Antisense oligonucleotide therapeutic approach for chronic pain disorders

Stanford researchers have developed a targeted antisense oligonucleotide (ASO) therapy to selectively reduce the expression of NaV1.7, a key sodium channel implicated in chronic pain signaling.

Chronic pain affects millions of people worldwide and is often treated with opioids or other systemic drugs that carry significant risks, including addiction and limited long-term effectiveness. As the need for safer, more targeted therapies grows, researchers are turning to non-opioid strategies that address the underlying biology of pain. One of the most promising targets is NaV1.7, a sodium channel that plays a central role in transmitting pain signals. However, efforts to block NaV1.7 directly have faced major challenges due to delivery issues and limited target specificity.
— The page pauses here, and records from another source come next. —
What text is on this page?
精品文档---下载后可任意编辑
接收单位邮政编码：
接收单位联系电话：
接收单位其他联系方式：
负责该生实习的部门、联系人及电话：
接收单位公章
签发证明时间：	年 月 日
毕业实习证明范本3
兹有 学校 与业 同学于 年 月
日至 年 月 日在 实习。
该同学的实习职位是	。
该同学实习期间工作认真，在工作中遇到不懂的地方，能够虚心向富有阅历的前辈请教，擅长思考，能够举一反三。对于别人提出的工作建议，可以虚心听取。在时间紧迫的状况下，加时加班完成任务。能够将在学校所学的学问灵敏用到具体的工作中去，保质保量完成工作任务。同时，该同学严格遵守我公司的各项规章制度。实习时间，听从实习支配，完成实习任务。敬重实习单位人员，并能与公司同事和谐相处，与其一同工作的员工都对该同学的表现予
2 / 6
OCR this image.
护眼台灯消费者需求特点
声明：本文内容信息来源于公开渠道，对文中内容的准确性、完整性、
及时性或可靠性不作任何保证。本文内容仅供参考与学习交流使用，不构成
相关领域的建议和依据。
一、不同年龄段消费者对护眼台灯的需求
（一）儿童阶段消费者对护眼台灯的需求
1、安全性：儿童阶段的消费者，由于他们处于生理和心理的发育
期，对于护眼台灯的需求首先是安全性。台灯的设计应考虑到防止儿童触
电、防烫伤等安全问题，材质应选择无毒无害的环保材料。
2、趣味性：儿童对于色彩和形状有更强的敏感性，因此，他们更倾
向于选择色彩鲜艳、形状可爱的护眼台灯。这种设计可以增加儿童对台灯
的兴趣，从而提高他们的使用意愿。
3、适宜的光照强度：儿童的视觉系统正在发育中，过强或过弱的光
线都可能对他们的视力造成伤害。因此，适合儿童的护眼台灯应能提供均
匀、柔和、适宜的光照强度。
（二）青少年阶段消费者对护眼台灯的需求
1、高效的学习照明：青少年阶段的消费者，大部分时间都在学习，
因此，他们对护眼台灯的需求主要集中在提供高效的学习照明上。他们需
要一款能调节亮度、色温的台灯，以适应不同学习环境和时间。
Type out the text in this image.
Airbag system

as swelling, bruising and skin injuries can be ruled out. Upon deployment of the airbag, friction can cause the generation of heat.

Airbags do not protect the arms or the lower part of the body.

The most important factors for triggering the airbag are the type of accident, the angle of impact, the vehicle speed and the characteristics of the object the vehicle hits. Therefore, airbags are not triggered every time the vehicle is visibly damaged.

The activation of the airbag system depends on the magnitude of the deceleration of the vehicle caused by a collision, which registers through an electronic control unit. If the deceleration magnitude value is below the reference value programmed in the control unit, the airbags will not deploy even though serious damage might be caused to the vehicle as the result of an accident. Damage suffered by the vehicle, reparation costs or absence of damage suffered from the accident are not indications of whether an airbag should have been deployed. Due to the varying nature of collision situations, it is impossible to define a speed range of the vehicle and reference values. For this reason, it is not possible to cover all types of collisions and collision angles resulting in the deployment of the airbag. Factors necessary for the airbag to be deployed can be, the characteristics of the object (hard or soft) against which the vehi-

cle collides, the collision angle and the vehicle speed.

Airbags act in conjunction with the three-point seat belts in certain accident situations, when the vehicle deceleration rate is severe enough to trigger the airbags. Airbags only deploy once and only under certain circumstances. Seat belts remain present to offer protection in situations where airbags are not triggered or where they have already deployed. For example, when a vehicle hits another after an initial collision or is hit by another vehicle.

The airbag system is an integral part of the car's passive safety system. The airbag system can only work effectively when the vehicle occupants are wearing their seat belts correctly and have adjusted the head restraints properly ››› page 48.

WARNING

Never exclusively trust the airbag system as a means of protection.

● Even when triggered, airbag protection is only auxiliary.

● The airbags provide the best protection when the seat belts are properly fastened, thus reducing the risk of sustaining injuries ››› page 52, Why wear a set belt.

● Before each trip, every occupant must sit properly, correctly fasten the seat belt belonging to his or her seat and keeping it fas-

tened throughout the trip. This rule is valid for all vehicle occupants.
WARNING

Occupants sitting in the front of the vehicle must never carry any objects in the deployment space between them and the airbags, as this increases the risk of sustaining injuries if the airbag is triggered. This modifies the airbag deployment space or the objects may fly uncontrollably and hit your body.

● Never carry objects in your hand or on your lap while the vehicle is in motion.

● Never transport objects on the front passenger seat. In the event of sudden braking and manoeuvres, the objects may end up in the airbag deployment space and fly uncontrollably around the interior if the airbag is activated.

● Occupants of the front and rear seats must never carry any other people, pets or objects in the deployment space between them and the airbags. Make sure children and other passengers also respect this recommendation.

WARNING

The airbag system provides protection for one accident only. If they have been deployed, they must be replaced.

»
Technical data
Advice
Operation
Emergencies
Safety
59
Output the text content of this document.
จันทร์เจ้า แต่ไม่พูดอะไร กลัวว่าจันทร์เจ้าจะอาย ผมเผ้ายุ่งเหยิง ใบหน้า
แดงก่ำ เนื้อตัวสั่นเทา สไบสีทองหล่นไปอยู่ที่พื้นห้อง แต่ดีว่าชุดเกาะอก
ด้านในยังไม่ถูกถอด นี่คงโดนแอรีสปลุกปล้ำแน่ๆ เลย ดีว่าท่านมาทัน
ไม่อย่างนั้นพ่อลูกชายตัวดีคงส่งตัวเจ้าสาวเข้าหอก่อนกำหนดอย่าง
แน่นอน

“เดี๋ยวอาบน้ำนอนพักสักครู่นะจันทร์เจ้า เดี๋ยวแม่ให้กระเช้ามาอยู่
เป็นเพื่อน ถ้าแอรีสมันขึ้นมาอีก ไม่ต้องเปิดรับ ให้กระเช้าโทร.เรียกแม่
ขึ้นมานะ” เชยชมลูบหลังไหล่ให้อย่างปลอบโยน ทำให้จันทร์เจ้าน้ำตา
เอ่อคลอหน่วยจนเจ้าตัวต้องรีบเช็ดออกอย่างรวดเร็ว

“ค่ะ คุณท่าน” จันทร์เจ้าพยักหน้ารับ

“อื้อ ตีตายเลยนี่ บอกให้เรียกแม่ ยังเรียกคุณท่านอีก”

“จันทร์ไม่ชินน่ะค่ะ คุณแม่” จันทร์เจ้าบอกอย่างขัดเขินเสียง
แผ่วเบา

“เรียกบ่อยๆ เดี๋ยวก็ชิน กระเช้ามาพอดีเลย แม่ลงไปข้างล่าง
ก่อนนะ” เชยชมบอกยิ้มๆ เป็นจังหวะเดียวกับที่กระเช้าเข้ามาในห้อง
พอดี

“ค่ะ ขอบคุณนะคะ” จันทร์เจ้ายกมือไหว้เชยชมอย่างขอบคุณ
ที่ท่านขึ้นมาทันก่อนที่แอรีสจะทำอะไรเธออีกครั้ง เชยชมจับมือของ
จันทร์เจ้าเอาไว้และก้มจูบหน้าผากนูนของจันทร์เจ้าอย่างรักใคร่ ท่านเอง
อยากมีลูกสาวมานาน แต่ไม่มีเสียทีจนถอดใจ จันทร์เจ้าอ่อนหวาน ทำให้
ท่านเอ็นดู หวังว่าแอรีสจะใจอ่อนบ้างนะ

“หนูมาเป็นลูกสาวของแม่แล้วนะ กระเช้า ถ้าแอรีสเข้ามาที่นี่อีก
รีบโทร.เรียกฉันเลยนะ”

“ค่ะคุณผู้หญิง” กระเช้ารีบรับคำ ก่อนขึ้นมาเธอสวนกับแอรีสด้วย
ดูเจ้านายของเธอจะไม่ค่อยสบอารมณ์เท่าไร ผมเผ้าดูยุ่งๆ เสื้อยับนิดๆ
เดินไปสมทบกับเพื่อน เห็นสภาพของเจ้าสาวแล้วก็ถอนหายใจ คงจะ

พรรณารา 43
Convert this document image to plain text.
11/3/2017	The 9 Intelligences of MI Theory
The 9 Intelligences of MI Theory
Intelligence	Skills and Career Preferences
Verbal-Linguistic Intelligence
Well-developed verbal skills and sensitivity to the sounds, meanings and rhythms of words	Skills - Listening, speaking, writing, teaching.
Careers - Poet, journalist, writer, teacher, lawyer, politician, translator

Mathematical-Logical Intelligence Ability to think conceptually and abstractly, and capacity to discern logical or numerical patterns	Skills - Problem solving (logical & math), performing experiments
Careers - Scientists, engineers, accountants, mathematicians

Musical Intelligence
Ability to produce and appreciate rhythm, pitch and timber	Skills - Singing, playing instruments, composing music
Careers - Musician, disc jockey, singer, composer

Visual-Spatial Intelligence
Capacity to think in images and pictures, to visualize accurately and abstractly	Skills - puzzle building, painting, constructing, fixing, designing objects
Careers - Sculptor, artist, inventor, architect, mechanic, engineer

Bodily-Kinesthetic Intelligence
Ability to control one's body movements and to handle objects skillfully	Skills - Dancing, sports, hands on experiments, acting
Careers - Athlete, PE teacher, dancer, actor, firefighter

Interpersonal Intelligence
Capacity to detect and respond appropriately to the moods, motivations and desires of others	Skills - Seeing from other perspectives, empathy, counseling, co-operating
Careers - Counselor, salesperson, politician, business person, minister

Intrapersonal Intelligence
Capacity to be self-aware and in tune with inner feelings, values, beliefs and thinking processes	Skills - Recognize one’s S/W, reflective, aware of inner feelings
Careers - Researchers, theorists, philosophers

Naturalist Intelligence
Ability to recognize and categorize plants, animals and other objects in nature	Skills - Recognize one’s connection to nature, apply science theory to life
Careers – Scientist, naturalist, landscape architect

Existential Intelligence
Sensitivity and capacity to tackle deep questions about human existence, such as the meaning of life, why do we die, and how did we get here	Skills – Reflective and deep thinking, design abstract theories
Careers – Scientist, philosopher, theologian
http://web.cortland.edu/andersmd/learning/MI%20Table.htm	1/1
To overcome these limitations, Stanford researchers developed a gene-targeted approach using ASOs to reduce NaV1.7 expression at the mRNA level with high specificity. Using human somatosensory organoids, the team demonstrated a significant and specific reduction in SCN9A mRNA and NaV1.7 protein levels, which resulted in decreased spontaneous neuronal activity without affecting other sodium channels. The result is a less excitable pain-transmitting neural circuit, offering a promising non-opioid treatment for chronic pain.

This platform establishes a new direction for precision pain therapeutics by combining disease-relevant human models with gene-targeted ASO strategies. It provides highly specific and scalable interventions for a range of chronic pain disorders, including neuropathic and inflammatory pain conditions.